« Il avait 29 ans. On lui avait appris à commander une compagnie de combat d’infanterie et il se retrouvait sans autre préparation seul responsable de la vie et peut-être de la survie d’une population de plusieurs dizaines de milliers d’habitants (…) quand tout le pays sombrait dans l’anarchie. Or, ce pays était le sien ».
Voilà, en quelques lignes, la situation à laquelle le capitaine de Beautrad se trouve confronté.
Le roman militaire, ou guerrier, est un genre particulier parce qu’il faut pour l’écrire non seulement avoir vécu au sein de l’Armée mais encore, et surtout, il faut l’aimer. C’est le cas de Baudouin Forjoucq, pseudonyme d’un officier général en 2e section. Il la connaît et il l’aime passionnément, comme la France, sa patrie.
Ses illustres devanciers des dernières décennies, les Sergent, Bonnecarrère, Bergot, Lartéguy, Gandy, pour ne citer qu’eux, situaient invariablement leurs romans dans le cadre troublé du dernier conflit mondial et des guerres d’Indochine et d’Algérie. Avec Le duc de l’apocalypse, et c’est là un tournant important dans le roman militaire, on quitte le passé pour entrer de plein pied dans le XXIe siècle. On quitte le passé, certes, mais on ne s’en coupe pas pour autant. L’expérience des « Grands Anciens » est très présente et notre jeune capitaine s’y réfère souvent, qui est, comme eux, animé de l’idéal du service de la France par les armes.
Beautrad est un jeune officier d’aujourd’hui. Il vient de prendre le commandement d’une compagnie isolée dans la forteresse de Saint-Romuald, chef-lieu d’un département français loin de la métropole, dans une région fictive d’Europe centrale, la Solvanie.

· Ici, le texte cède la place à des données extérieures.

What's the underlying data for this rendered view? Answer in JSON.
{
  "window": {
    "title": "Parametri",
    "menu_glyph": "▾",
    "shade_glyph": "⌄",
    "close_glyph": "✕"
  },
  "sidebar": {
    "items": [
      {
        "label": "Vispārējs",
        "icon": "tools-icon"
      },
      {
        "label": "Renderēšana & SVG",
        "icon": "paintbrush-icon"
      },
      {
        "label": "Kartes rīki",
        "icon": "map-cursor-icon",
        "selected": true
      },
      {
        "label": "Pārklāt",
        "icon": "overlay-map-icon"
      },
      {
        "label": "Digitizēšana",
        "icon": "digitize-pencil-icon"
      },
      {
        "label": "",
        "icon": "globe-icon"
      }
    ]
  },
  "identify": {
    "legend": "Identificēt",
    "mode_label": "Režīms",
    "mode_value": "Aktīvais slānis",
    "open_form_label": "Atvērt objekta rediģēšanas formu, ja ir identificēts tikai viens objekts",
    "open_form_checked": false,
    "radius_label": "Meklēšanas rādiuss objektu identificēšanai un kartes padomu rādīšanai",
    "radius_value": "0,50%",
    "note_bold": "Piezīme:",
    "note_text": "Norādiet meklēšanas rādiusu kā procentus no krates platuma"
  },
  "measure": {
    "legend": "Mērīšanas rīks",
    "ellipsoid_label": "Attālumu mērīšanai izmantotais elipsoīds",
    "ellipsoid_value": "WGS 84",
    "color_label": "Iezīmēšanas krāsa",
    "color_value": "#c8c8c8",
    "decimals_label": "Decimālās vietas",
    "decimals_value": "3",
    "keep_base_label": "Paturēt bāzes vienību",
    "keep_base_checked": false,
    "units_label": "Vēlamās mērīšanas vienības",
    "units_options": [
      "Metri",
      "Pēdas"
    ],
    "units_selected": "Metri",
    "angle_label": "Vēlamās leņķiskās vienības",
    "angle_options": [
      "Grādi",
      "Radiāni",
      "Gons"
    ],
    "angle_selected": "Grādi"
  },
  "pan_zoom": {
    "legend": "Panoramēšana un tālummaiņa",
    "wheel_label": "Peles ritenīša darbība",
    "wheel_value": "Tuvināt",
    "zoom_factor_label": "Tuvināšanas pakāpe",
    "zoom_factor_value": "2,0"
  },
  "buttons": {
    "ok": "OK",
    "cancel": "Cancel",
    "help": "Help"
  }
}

Au même moment, pour faire face aux troubles très graves que connaît la France (assassinats de hautes personnalités, grèves, émeutes, attentats, violences…), le gouvernement proclame l’état de siège. Notre capitaine va donc, par délégation de l’autorité militaire régionale, se trouver investi des pleins pouvoirs civils et militaires sur la zone de responsabilité de sa compagnie. Or, par le jeu de phénomènes magnétiques exceptionnels, tous les systèmes électroniques de la planète vont se trouver détruits : il n’y a plus désormais de liaisons téléphoniques ou radios possibles. Beautrad est seul et il va devoir gouverner, maintenir ou rétablir l’ordre.
Et là, le roman se double d’un véritable guide à l’usage du chef isolé en situation de responsabilité civilo-militaire. Que faire ? Comment faire ? Quand faire ? Où faire ?
On suit ce jeune officier dans ses tâtonnements, dans ses doutes, dans ses joies. On admire son solide bon sens, sa rigueur morale, sa foi profonde et son souci du Bien commun, tout ceci servi par une conscience et une compétence professionnelles hors pair.
Mais Beautrad ne travaille pas seul. Ses subordonnés font bloc derrière lui, son ancien chef est en retraite dans la garnison, le capitaine Torbediau, qui commande la Gendarmerie, est un ami précieux, le maire prend fait et cause pour lui contre des Comités de citoyens qui crient à la dictature militaire ; le curé lui apporte un soutien moral et spirituel de poids. Il va avoir à faire face à des bandes de pillards, à un étrange « seigneur de la guerre » contre lequel, après une belle opération militaire, il devra prononcer la peine de mort. On assiste à la remise en marche d’une vieille centrale hydro-électrique, à la reprise du commerce avec la création d’une monnaie locale. Beautrad fait renaître l’ordre et la vie reprend, grâce à lui à Saint-Romuald. Et puis, un jour, un avion passe… Des contacts vont se nouer avec d’autres îlots de résistance au milieu du chaos ambiant…
Il y a, bien sûr, une femme, Claire, mais aussi d’autres figures moins sympathiques : celles du traître, des rebelles et des « politiquement corrects »… Tous vont, jouer, chacun à sa place, un rôle essentiel.
On ne sait plus très bien où est la limite entre le roman et la réalité, tant on est pris par le récit, tant il « sonne vrai ». L’intrigue est rondement menée, pas de temps morts, des pensées profondes, du suspense, bref tous les ingrédients d’un bon livre, d’un grand livre.
Un vrai romancier militaire est né, digne successeur de ceux que nous avons cité, avec son style bien particulier qui mêle la réflexion et l’action, le réalisme et la fiction, l’humour et l’émotion et, avec un rare bonheur, entraîne le lecteur dans un monde où règnent les plus belles vertus militaires.
Son premier ouvrage, Vingt et une marches de marbre noir, où l’on voyait les débuts du jeune lieutenant de Beautrad dans la vie militaire, laissait bien augurer du tome 2. Avec Le duc de l’apocalypse, on est vraiment comblé.